We as homeowners via our HOA, must also have input in any direction moving forward with whatever development is put here. If the development is not dictated by the free market, then we must be allowed to determine the direction it takes and any changes that HomeEd or the City or anyone else wants to make. We all purchased in a community with homeowners’ association fees in order to ensure we have a community that we want to live in. The City, in changing the bylaw to take that school site land, promised the enhancement of our community and our continued enjoyment of it.

End This Farce about 2 months ago

We strongly oppose the proposed RA7 zoning, and instead support RF5 zoning for this site.

We moved our family into Ogilvie Ridge in 2021 to get away from the many neighbourhoods that already have apartments and commercial spaces. Ogilvie Ridge stands out as a unique community that is mature and quiet, well looked after by its HOA and homeowners, and free from the cookie cutter apartments and the problems they bring. City Council needs to listen to those they are elected to represent, act in concert with their input, and in turn protect this neighborhood’s character and value. For years this community has been clear that should a development go forward it should be townhomes for seniors to own - not low income rentals.

Approving the proposed RA7 Zoning would be contrary to what has been clearly requested, and would have a negative impact on this community. There are plenty of other sites in the city that would be more suitable for HomeEd’s development.

We urge City Council to reject the application for RA7 and instead approve the RF5 zoning so that an appropriate seniors development can be built on this site.
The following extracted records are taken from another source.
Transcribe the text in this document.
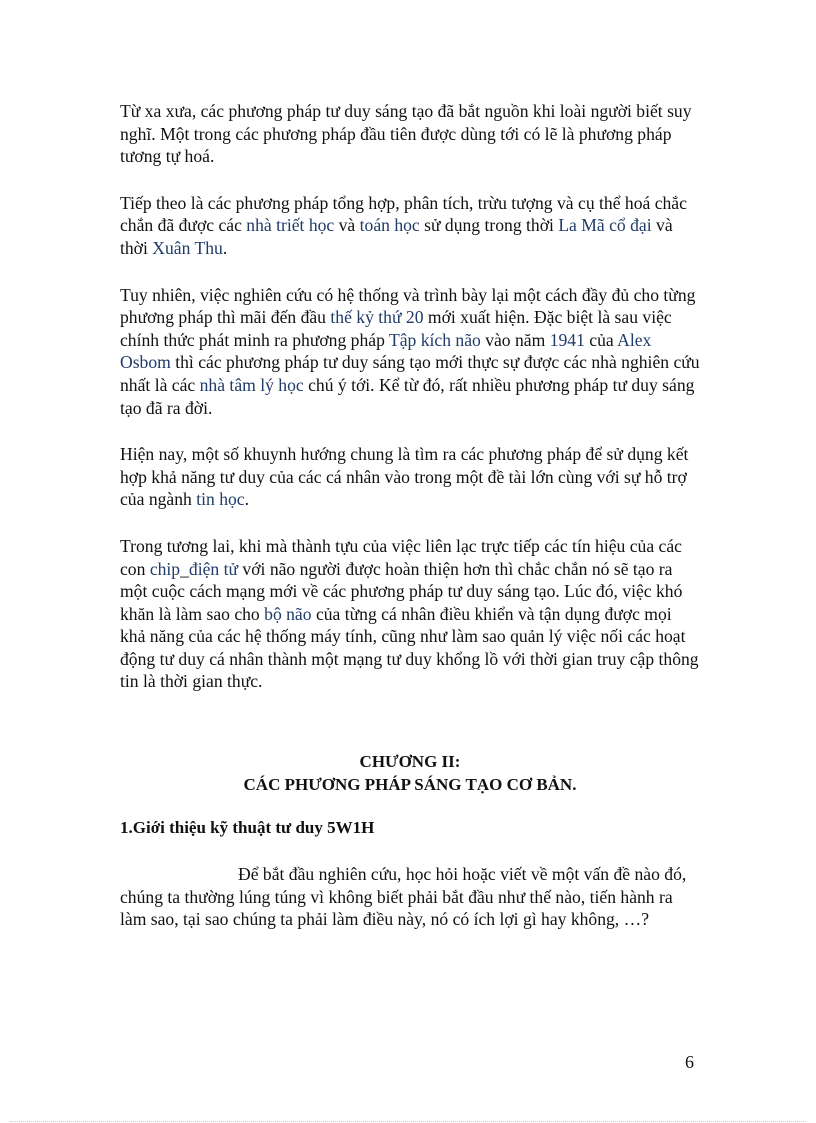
Từ xa xưa, các phương pháp tư duy sáng tạo đã bắt nguồn khi loài người biết suy nghĩ. Một trong các phương pháp đầu tiên được dùng tới có lẽ là phương pháp tương tự hoá.

Tiếp theo là các phương pháp tổng hợp, phân tích, trừu tượng và cụ thể hoá chắc chắn đã được các nhà triết học và toán học sử dụng trong thời La Mã cổ đại và thời Xuân Thu.

Tuy nhiên, việc nghiên cứu có hệ thống và trình bày lại một cách đầy đủ cho từng phương pháp thì mãi đến đầu thế kỷ thứ 20 mới xuất hiện. Đặc biệt là sau việc chính thức phát minh ra phương pháp Tập kích não vào năm 1941 của Alex Osbom thì các phương pháp tư duy sáng tạo mới thực sự được các nhà nghiên cứu nhất là các nhà tâm lý học chú ý tới. Kể từ đó, rất nhiều phương pháp tư duy sáng tạo đã ra đời.

Hiện nay, một số khuynh hướng chung là tìm ra các phương pháp để sử dụng kết hợp khả năng tư duy của các cá nhân vào trong một đề tài lớn cùng với sự hỗ trợ của ngành tin học.

Trong tương lai, khi mà thành tựu của việc liên lạc trực tiếp các tín hiệu của các con chip_điện tử với não người được hoàn thiện hơn thì chắc chắn nó sẽ tạo ra một cuộc cách mạng mới về các phương pháp tư duy sáng tạo. Lúc đó, việc khó khăn là làm sao cho bộ não của từng cá nhân điều khiển và tận dụng được mọi khả năng của các hệ thống máy tính, cũng như làm sao quản lý việc nối các hoạt động tư duy cá nhân thành một mạng tư duy khổng lồ với thời gian truy cập thông tin là thời gian thực.

CHƯƠNG II:
CÁC PHƯƠNG PHÁP SÁNG TẠO CƠ BẢN.

1.Giới thiệu kỹ thuật tư duy 5W1H

Để bắt đầu nghiên cứu, học hỏi hoặc viết về một vấn đề nào đó, chúng ta thường lúng túng vì không biết phải bắt đầu như thế nào, tiến hành ra làm sao, tại sao chúng ta phải làm điều này, nó có ích lợi gì hay không, …?

6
smacphersons about 2 months ago

First and foremost, Id like to express our extreme disapointment with the city of Edmonton , Homed and the decision to even consider this site for such a project . The members of the community have been forced to defend our virtually unanimous position on the potential developement on this piece of property every step of the way and yet our concerns continously go unheard.

Our family has lived in the community since 2015 and strongly oppose the rezoning proposal wholeheartedly.
We trust the city of Edmonton and planning department will reconsider and at the very least listen to and work with the citizens of the community to create a REASONABLE solution to satisfy both parties.

I could certainly go into more detail regarding wildlife disruption, increased traffic , noise, transients , etc however I doubt this will make any difference in the cities attempt to generate more tax revenue off of a small , peaceful green space in an established , desirable community.

kkoyko about 2 months ago

We do not support the RA7 zoning but would support an RF5 zoning.

1. I want to make sure the zoning is appropriate for the neighbourhood and the space the new building will be occupying. If the building is too densely occupied it will overwhelm the location.

2. I see some wild life such as coyotes and rabbits and deer travel through the area and I'm wondering how they
will be impacted.

3. I'm wondering about the available services such as the bus route 724. That is the bus route on Ogilvie Blvd. It goes to South Camps LRT but takes over 30 minutes due to its circuitous route up Riverbend, soit's not a great commuter line. It's a 20 minutes walk to the bus stops on 23rd Ave or Rabbit Hill Rd which is a long walk especially when it's very cold outside.

4. I'm wondering how the parking will work and if enough spots will be put into the build design as with a proposed 100 units that seems like not enough space. There can be no on street parking due to it being a main route.

Summary:
1. There will need to be enough parking inside the building plot.

2. The density will be a big issue and I would suggest not making it too high density. 100 units seems much, much greater than the resources the location can handle, such as public transit and parking, etc.

3. Please focus on family development for children to be in the area as I have 3 children and it would be great to have more families.